I am not really disagreeing with you. I have also met a lot of people like
this.

I was trying to point out 1) How it has become really hard to work your way
out of poverty with an entry level job these days. 2) How a life of constant
failure and lack of guidance leads to personality trait which seems to almost
predisposed towards failure.

"even if your girlfriend breaks up with you, you still get your butt into work
the next day. No whining, no excuses. It might not be the Greatest Job Ever
(tm), but it's better (IMHO) than sitting around leeching off family."

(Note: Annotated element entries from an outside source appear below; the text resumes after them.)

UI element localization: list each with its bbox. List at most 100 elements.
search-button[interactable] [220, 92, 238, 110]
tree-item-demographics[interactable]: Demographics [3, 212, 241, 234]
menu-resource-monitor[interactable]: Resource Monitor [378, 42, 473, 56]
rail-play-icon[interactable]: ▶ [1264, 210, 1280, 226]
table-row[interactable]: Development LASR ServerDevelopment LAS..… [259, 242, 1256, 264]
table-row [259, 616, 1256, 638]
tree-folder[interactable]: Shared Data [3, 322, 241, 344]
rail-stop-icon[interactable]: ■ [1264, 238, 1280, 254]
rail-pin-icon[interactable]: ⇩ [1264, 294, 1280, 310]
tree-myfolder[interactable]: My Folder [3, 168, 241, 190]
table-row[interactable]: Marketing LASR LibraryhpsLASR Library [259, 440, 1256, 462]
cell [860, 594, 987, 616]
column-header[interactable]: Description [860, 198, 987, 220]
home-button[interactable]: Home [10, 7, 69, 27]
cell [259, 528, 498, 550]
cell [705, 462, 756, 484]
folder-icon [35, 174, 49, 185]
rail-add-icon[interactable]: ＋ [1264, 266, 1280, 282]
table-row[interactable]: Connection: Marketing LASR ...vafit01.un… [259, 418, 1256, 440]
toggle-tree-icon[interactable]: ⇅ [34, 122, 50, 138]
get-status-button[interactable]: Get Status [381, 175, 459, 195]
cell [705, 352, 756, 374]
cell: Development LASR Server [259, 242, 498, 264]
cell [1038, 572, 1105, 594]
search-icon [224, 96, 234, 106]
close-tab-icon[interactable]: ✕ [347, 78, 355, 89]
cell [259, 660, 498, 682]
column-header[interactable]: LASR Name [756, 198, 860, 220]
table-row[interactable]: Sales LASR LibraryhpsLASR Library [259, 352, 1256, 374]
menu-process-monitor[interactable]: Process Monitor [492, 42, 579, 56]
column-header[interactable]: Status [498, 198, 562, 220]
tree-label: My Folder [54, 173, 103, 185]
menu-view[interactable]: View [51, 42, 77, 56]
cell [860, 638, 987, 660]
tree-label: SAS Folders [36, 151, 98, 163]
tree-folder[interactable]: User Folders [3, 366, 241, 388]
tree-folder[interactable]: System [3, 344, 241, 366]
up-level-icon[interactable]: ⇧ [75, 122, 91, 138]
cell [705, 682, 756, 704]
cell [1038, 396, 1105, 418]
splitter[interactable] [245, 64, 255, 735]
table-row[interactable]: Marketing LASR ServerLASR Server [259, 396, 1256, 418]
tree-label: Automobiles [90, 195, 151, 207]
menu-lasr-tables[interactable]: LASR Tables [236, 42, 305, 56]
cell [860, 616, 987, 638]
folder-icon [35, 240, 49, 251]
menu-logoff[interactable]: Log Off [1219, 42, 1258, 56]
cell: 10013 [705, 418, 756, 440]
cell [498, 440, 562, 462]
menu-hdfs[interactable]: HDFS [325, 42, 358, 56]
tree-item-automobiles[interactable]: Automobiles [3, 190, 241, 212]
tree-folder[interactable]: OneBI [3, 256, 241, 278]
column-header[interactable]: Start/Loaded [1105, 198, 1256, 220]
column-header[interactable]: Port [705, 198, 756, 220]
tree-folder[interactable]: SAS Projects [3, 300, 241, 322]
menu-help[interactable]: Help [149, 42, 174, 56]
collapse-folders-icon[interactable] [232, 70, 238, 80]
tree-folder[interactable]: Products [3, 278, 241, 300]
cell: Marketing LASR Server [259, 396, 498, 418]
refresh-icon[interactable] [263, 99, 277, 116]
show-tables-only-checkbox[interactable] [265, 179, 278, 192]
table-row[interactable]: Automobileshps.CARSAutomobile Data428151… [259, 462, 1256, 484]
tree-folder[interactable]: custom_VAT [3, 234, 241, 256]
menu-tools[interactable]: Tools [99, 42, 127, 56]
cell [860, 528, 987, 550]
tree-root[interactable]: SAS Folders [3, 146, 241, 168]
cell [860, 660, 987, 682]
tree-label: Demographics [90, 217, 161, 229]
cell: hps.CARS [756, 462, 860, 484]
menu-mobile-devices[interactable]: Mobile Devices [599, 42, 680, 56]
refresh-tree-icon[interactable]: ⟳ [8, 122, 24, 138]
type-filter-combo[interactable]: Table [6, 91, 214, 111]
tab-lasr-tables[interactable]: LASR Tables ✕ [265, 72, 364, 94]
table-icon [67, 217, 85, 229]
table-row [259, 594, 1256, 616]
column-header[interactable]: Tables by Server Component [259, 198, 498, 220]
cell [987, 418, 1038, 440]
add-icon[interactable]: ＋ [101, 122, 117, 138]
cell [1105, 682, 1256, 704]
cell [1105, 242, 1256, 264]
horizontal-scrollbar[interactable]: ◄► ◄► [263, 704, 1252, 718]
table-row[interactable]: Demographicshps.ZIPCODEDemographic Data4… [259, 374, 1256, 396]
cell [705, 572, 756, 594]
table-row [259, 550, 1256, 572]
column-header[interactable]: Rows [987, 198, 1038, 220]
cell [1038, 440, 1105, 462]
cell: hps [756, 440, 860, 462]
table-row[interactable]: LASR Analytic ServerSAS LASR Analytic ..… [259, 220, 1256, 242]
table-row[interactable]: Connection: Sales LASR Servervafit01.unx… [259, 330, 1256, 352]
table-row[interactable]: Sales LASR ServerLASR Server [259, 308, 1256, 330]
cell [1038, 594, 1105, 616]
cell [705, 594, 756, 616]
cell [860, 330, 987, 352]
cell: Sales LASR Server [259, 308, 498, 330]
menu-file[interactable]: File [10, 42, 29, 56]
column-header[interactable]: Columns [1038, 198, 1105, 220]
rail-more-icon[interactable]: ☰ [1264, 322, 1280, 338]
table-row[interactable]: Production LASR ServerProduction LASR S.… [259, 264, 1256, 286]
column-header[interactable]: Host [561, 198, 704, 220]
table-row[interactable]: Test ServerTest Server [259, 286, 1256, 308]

This shows a good work ethic in you, a strong sense of values and I agree with
it and admire it. But having raised in a tightly-knit family with no financial
issues, I wonder how I would have turned out if I had grown up in the a family
like the one mentioned in the article.

------
pjdorrell
It seems that we have constructed a world of jobs where consistency is the
primary value, even though the end goal is just to get some work done.

On the Internet we have constructed systems that accept contributions from
people that can be as little or as much as they want to contribute - like
Wikipedia, or newsy sites like Hacker News, or Github. These websites succeed
where those that require too much up-front commitment fail. Like Nupedia (or
even SourceForge, in the old days, when it was the "go-to" place for open-
source development).

Out in the real world we still demand (mostly), mandatory minimum levels of
commitment. Or, where work can be casual, it gets paid much less than the
"regular" jobs.

There are opportunities for any company that can work out how to make use of
those who want to work, at least some of the time, but who are unable or
unwilling to commit to 8 hours a day, 5 days a week, 50 weeks a year.

We could blame the contributors of Nupedia for the failure of that website.
And we could blame all those open-source programmers who were too lazy to jump
through the minimal set of hoops that SourceForge required for contributors,
for the demise of that website. But we know that better alternatives exist,
which are more tolerant of slackness and lack of commitment from their
contributors. So we can see that those older websites were not the best
possible way to organise how to get people to contribute their efforts.